Il faut sortir de sa zone de confort
L’anxiété et la peur du rejet sont aussi réelles que courantes. Selon l’Université Harvard, 75 % de la population réfléchit beaucoup, voire décide de ne rien faire, face à une situation dans laquelle elle n’est pas sûre de réussir. Qu’est-ce que ça ferait de demander un rendez-vous à la personne pour qui vous buvez du vent ? C’est encore plus vrai, comme l’a observé l’Université de Bath, dans le cas des femmes. Il faut donc surmonter cette paralysie de la peur qui fait que les gens les opportunités que la vie offre pour être heureux finissent par vous échapper. Sortez de la zone de confort. Mais ce n’est pas si simple.
Ce n’est pas une thérapie (et ça ne marche pas toujours)
C’est comme une variante de thérapie d’exposition dans laquelle, comme l’a révélé l’Université de Pennsylvanie, les gens sont progressivement exposés à leurs peurs jusqu’à ce qu’ils parviennent à les surmonter. Mais même si le terme est implicite dans le nom, le rejet n’est pas une thérapie. En fait, n’a aucune base scientifique. Il est vrai que la pire chose que l’on puisse obtenir est le non souhaité. Le problème est que, même s’ils sont poursuivis, « tant de dénégations – dit Elena Jiménez – peuvent être très frustrantes et finir par miner sérieusement l’estime de soi. Surtout dans une situation personnelle dans laquelle les pensées négatives prédominent déjà.»

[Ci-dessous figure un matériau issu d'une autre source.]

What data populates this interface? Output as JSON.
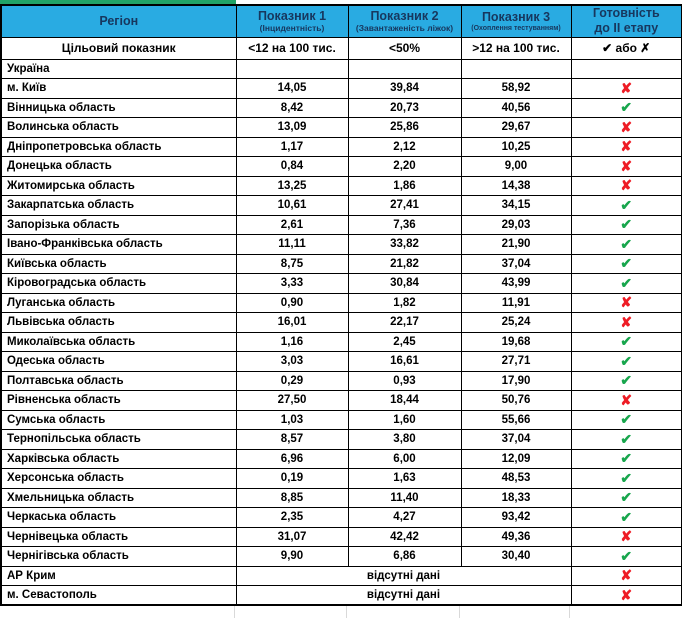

Nous devons également nous rappeler que la réaction face à une personne inattendue n’est pas la même que face à une personne inattendue. Et de la même manière, la peur du rejet n’est rien d’autre qu’un mécanisme d’autoprotection à ne pas négliger. Comme le conclut l’expert, « il est important réfléchir aux raisons du rejet et les sentiments qu’ils génèrent. La poursuite du non par système détruit ce besoin de réflexion et met donc en danger notre croissance personnelle.